The students did not riot but wrote an angry piece in the newspaper Der Tagesspiegel condemning the conference. They believed that if TUB acquired a time-shared computer, the professors would monopolize it. And, echoing U.S. student protests of the Vietnam War, they also accused MIT of being able to afford its computer-based research programs only by accepting government money to develop war technologies.

Walter Ulbricht, the Communist Party chief in Soviet-­controlled East Germany, also noticed MIT’s display of computing prowess. He proclaimed the conference “not a coincidence or trifling event, but rather a provocation” and beseeched “concerned Comrades in the Government” to show off their own technological capability.

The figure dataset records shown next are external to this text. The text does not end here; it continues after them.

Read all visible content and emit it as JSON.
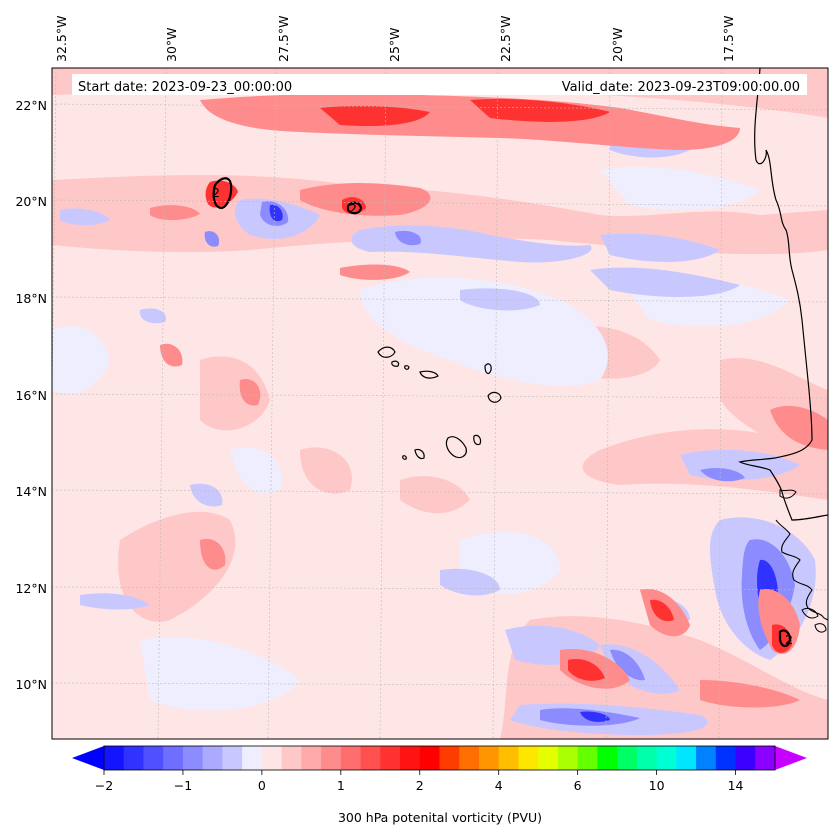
{
  "map": {
    "type": "filled-contour-map",
    "variable": "300 hPa potential vorticity",
    "start_label": "Start date: 2023-09-23_00:00:00",
    "valid_label": "Valid_date: 2023-09-23T09:00:00.00",
    "lon_labels": [
      "32.5°W",
      "30°W",
      "27.5°W",
      "25°W",
      "22.5°W",
      "20°W",
      "17.5°W"
    ],
    "lat_labels": [
      "22°N",
      "20°N",
      "18°N",
      "16°N",
      "14°N",
      "12°N",
      "10°N"
    ],
    "contour_label": "2",
    "colors": {
      "deep_blue": "#0000ff",
      "mid_blue": "#5a5aff",
      "light_blue": "#c8c8ff",
      "faint_blue": "#eeeeff",
      "faint_red": "#ffe6e6",
      "light_red": "#ffb4b4",
      "mid_red": "#ff6464",
      "strong_red": "#ff1e1e",
      "coast": "#000000"
    }
  },
  "colorbar": {
    "label": "300 hPa potenital vorticity (PVU)",
    "tick_labels": [
      "−2",
      "−1",
      "0",
      "1",
      "2",
      "4",
      "6",
      "10",
      "14"
    ],
    "colors": [
      "#1414ff",
      "#3232ff",
      "#5050ff",
      "#6e6eff",
      "#8c8cff",
      "#aaaaff",
      "#c8c8ff",
      "#eeeeff",
      "#ffe6e6",
      "#ffc8c8",
      "#ffaaaa",
      "#ff8c8c",
      "#ff6e6e",
      "#ff5050",
      "#ff3232",
      "#ff1414",
      "#ff0000",
      "#ff3c00",
      "#ff6e00",
      "#ff9600",
      "#ffbe00",
      "#ffe600",
      "#e6ff00",
      "#aaff00",
      "#64ff00",
      "#00ff00",
      "#00ff64",
      "#00ffaa",
      "#00ffd2",
      "#00e6ff",
      "#0082ff",
      "#0032ff",
      "#3c00ff",
      "#8c00ff"
    ],
    "under_color": "#0000ff",
    "over_color": "#c800ff"
  }
}
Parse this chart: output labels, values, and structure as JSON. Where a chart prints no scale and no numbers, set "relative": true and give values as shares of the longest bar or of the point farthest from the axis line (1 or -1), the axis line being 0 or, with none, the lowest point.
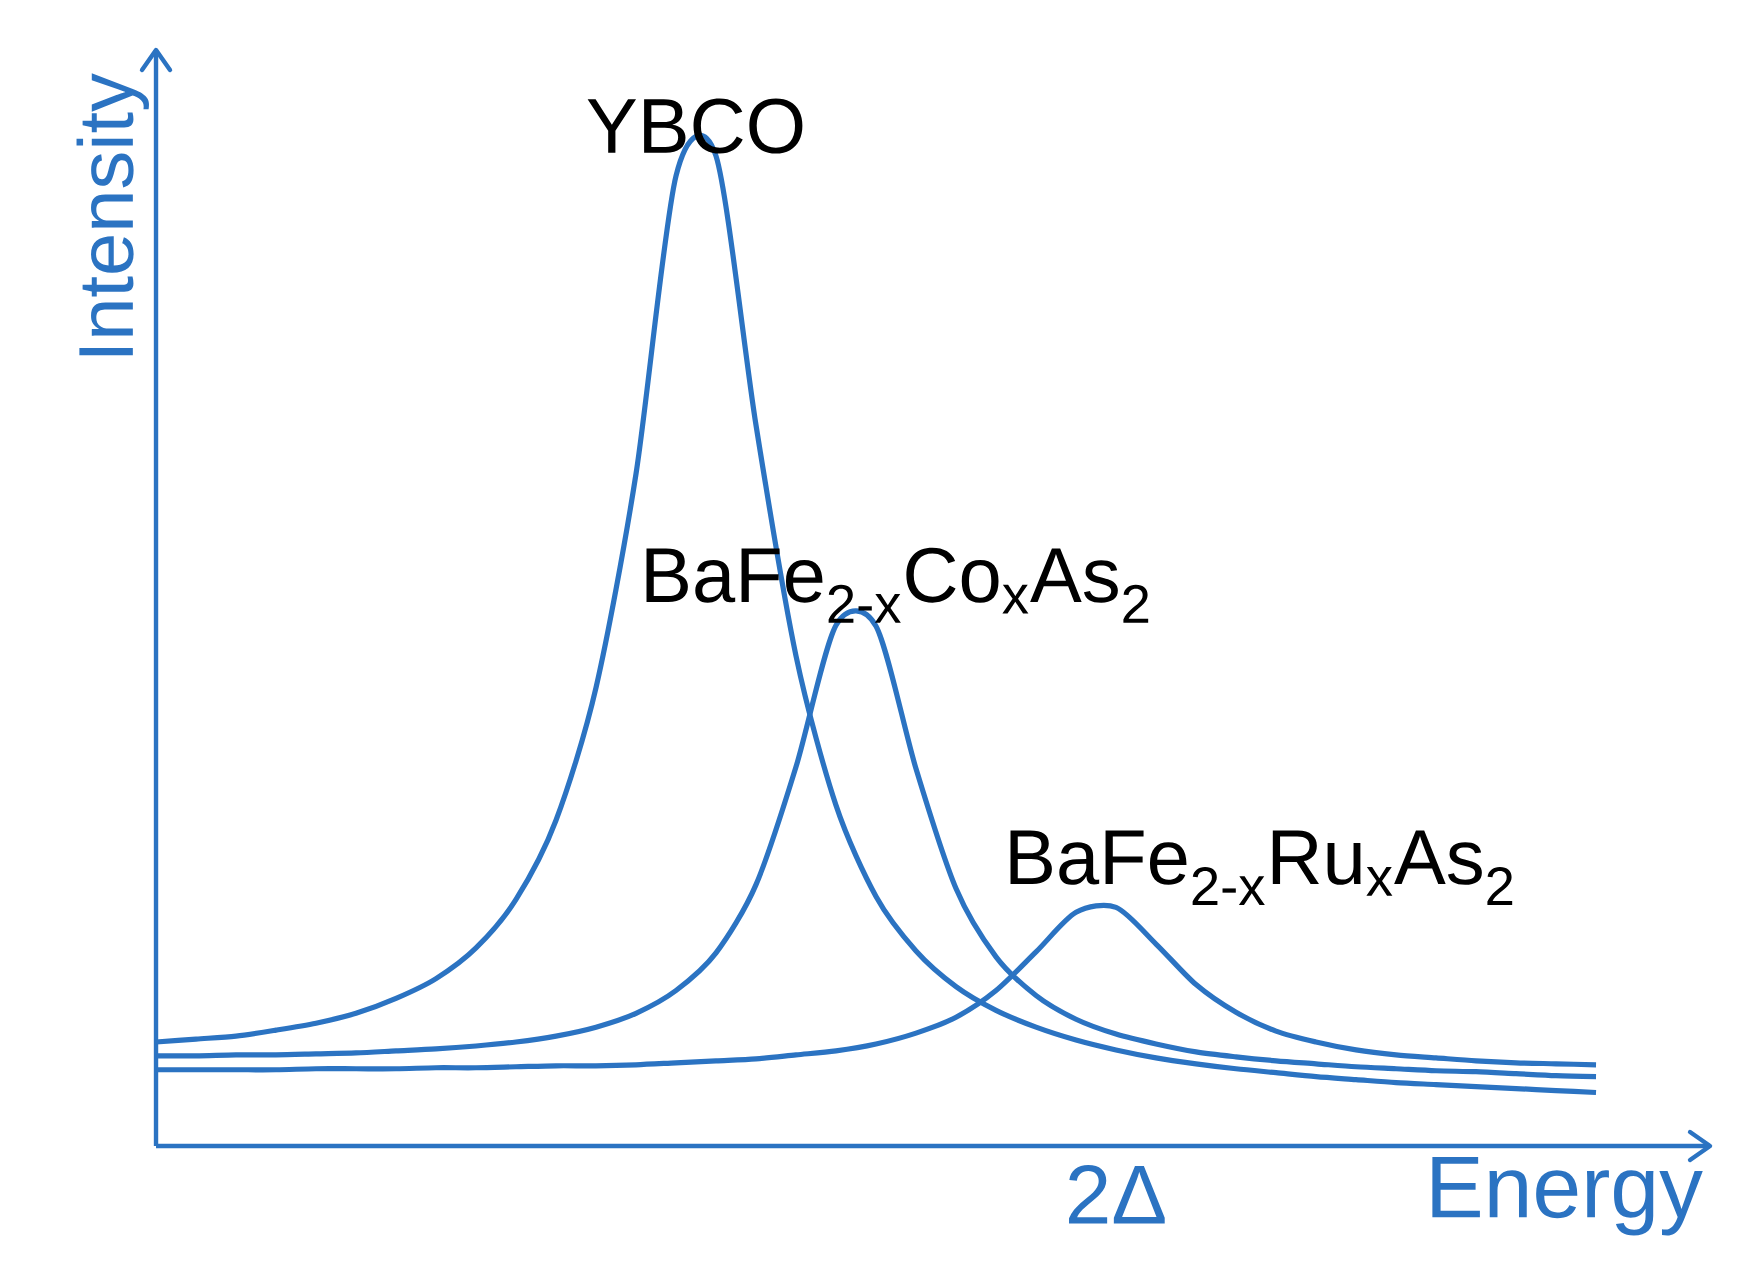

Politics aside, MIT and TUB professors considered the conference a success. In MIT’s view, the collaboration helped German universities modernize and understand the value of new technologies. TUB made plans for a computer center, and Stoltenberg announced at the conference that TUB would receive funds to acquire the first time-shared computer at a German university.

Meanwhile, what was an exciting new technology for Berlin was becoming obsolete in Cambridge. In 1973, MIT retired the outdated 7094 for a newer time-sharing system. Although the computer was soon forgotten, the MIT-TUB exchange program continued through 1975, serving as a model for MIT’s international programs for years to come.